10 Генерал-лейтенант Богаевский Африкан Петрович (1872-1934) после ухода генерала П.Н. Краснова 6 (19) февраля 1919 г. Большим войсковым Кругом был избран Войсковым атаманом Всевеликого войска Донского, в ноябре 1920 г. с остатками Русской армии генерала П.Н. Врангеля эвакуировался из Крыма в Турцию. Жил в Константинополе, с ноября 1921 г. - в Софии, с октября 1922 г. - в Белграде, с ноября 1923 г. - в Париже. С декабря 1920 г. являлся председателем Объединенного совета Дона, Кубани и Терека, затем - почетным председателем "Казачьего союза". В 1929 г. все эмигрантские организации донских казаков просили его как последнего атамана, избранного на Дону, пожизненно остаться на посту Войскового атамана Донского казачьего войска. Умер в Париже, похоронен на русском кладбище Сен-Женевьев-де-Буа.

11 В 1906-1915 гг., когда пост генерал-прокурора Сената и министра юстиции занимал И.Г. Щегловитов, Сенат своей высшей властью "хранителя" и "толкователя" законов подтверждал фальсификации и произвол судебных органов в политических процессах. В это время выражение "щегловитовский" стало нарицательным для характеристики чинов судебного ведомства и прокурорского надзора, ставивших интересы властей выше закона.

12 "Людьми двадцатого числа" в дореволюционной России называли в просторечье чиновников центральных и местных государственных учреждений, получавших казенное жалование 20-го числа каждого месяца.

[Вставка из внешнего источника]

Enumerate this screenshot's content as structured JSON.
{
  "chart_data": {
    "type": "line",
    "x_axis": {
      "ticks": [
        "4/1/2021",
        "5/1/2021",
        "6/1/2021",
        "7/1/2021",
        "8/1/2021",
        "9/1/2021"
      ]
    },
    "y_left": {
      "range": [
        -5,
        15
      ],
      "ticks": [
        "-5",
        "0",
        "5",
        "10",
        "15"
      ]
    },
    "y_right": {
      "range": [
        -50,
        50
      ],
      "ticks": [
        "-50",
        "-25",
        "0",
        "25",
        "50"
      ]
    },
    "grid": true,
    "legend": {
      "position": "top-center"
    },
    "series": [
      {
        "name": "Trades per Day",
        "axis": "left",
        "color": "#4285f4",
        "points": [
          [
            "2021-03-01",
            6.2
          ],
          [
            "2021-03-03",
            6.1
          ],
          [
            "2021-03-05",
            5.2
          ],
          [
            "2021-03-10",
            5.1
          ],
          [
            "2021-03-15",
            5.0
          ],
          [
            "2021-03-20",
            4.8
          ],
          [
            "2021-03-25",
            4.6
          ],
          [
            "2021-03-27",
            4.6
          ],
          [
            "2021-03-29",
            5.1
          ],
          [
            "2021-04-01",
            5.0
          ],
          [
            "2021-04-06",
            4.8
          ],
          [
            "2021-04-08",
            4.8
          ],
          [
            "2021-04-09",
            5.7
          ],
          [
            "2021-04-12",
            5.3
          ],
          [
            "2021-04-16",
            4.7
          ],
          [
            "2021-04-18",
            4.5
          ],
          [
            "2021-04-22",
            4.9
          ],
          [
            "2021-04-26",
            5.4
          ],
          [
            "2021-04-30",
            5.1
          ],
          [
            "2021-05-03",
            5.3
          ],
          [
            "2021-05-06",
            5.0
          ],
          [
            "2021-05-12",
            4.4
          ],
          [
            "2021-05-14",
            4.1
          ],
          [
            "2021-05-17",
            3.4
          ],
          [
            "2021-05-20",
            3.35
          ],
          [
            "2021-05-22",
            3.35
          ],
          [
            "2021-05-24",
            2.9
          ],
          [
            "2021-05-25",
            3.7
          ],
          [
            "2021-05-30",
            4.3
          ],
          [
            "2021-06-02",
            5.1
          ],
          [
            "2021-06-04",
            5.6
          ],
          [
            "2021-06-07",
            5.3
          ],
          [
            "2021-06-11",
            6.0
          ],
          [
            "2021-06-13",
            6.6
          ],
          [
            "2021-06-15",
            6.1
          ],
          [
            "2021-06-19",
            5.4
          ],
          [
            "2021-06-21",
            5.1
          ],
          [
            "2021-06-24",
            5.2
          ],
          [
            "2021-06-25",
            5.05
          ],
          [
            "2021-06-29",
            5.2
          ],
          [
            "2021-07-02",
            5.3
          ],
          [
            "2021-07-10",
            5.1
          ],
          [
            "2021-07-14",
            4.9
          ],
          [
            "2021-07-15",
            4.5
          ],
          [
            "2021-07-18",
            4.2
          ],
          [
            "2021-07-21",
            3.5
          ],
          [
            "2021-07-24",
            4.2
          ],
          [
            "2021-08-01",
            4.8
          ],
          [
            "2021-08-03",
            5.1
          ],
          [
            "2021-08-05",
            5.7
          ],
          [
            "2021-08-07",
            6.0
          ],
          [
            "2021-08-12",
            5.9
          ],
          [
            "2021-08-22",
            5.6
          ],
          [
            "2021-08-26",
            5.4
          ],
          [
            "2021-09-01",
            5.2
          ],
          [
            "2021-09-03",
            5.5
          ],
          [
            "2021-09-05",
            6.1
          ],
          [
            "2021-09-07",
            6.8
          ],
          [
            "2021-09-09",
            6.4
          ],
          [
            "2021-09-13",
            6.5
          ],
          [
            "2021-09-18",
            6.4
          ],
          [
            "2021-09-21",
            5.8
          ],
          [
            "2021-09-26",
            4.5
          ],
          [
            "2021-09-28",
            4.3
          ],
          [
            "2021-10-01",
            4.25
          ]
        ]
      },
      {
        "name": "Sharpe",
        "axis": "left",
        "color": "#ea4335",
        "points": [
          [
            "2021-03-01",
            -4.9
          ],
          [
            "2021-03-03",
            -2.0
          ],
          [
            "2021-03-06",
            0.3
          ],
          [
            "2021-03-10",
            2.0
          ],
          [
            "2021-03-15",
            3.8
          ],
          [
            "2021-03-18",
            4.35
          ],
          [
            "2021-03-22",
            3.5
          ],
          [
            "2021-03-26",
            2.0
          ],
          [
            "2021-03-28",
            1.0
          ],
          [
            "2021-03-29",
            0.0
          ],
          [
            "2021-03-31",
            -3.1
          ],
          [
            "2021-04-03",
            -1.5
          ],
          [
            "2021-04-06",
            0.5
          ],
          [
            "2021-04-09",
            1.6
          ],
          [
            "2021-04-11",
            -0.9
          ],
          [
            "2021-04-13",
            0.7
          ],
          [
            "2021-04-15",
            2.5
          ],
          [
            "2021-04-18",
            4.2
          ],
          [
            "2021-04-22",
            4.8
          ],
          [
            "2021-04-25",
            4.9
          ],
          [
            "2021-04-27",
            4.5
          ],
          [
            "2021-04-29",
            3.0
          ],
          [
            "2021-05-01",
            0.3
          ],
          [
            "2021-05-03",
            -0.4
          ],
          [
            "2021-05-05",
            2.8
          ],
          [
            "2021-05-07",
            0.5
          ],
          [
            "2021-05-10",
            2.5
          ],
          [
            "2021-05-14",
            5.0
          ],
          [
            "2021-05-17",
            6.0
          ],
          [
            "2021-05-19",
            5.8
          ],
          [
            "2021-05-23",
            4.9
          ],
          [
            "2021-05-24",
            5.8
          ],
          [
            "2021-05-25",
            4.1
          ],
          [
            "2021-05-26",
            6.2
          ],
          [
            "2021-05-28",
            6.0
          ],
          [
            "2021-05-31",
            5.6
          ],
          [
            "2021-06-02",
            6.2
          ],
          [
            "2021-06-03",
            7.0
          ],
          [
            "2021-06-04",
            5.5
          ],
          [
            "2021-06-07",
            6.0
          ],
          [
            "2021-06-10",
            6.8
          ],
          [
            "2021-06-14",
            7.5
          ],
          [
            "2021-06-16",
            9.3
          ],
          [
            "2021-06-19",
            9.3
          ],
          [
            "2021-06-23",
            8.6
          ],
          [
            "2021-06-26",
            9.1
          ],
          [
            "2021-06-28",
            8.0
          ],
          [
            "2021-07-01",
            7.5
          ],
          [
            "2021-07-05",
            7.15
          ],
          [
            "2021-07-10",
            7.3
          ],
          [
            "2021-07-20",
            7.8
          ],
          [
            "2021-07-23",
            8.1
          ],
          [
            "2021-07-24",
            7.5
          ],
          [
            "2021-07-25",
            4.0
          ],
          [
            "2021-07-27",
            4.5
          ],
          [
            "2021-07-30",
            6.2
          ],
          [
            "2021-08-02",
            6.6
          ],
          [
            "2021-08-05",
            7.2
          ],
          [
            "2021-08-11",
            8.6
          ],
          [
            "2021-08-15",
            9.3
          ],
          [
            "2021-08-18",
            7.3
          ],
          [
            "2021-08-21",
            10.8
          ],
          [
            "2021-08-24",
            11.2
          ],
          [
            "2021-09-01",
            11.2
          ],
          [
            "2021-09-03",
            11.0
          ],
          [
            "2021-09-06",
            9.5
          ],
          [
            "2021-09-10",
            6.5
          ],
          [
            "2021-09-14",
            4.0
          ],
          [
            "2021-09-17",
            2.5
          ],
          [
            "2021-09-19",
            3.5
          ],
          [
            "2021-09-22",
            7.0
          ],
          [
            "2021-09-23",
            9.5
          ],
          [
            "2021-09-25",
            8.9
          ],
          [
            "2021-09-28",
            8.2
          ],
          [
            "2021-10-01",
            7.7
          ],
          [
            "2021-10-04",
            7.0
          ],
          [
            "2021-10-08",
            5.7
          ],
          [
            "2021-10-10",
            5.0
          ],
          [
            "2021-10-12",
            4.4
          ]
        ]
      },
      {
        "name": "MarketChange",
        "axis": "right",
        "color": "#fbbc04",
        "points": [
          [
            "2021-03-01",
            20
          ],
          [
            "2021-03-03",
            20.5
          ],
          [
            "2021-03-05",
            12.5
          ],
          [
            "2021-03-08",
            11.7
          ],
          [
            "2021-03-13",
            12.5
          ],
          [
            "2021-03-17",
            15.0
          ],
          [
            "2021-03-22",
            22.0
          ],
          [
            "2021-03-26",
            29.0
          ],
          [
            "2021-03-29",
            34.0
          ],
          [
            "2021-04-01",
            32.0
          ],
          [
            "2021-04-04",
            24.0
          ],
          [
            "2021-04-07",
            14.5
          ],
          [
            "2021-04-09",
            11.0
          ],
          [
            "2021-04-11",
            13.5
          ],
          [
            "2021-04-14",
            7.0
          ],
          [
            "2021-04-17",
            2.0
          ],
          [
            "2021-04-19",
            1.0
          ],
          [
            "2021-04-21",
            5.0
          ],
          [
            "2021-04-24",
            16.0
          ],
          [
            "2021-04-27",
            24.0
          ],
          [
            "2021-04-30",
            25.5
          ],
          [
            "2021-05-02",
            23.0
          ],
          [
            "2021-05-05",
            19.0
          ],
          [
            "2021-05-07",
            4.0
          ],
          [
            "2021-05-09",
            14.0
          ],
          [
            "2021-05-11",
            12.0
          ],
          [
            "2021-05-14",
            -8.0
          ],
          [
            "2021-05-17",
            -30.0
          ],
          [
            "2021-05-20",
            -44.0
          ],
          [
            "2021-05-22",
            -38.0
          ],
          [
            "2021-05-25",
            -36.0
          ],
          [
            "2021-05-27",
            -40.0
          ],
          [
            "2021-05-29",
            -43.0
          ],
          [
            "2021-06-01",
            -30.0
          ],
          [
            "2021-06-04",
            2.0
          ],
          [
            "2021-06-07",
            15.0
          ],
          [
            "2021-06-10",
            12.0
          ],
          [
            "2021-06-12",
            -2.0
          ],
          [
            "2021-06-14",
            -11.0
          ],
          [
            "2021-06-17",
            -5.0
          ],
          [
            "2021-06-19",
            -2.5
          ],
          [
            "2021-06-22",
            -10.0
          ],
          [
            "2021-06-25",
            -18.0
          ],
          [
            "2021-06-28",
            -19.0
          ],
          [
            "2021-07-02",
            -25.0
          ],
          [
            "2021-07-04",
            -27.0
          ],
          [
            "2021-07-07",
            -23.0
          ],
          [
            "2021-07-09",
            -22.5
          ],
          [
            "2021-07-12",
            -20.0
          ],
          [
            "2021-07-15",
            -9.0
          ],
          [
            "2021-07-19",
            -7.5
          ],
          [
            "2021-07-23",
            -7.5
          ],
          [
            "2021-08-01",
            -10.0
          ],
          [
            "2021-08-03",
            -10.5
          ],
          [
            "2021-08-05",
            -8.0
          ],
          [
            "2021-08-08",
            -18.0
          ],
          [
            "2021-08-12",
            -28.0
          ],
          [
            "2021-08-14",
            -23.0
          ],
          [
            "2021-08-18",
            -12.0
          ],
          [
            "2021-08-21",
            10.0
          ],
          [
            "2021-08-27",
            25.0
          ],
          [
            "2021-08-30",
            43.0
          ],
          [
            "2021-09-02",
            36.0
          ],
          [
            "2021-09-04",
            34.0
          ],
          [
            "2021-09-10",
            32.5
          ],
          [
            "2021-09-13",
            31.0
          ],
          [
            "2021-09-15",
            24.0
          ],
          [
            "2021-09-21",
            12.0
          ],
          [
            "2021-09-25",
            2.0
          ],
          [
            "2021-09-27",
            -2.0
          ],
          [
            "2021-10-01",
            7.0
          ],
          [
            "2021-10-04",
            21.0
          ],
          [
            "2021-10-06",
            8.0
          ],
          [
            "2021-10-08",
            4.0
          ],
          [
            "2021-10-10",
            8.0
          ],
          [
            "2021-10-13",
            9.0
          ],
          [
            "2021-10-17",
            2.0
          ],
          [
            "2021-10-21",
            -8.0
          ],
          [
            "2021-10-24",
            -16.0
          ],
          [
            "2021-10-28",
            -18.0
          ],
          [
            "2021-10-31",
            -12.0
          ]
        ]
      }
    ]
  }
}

13 Протоиерей Востоков Владимир (1868-1957) сын священника, в 1888 г. окончил Московскую семинарию, посвящен в иерея в 1891 г., с 1906 г. - настоятель церкви Института благородных девиц в Москве. Член Учредительного собрания и Всероссийского церковного поместного собора. Осенью 1918 г. уехал на юг России, участвовал 19-23 мая (1-5) июня в "Юго-Восточном русском церковном соборе" в Ставрополе, выдвинул идею создания военизированной церковной организации "Братство животворящего креста" и формирования боевых религиозных дружин. В конце 1919г. перебрался в Крым. Состоял членом одной из тайных монархических организаций, действовавших в Крыму. Широко использовал амвон для монархических и погромных проповедей. В ноябре 1920 г. вместе с остатками Русской армии генерала П.Н. Врангеля эвакуировался из Крыма в Турцию, затем переехал в Сербию, где законоучительствовал в русской гимназии в Кикинде. При приближении Красной армии в 1944 г. покинул Югославию, был настоятелем церквей в лагерях русских военнопленных в Австрии и Германии. С 1951 по 1957 гг. - настоятель церкви Св. Тихона Задонского в Сан-Франциско.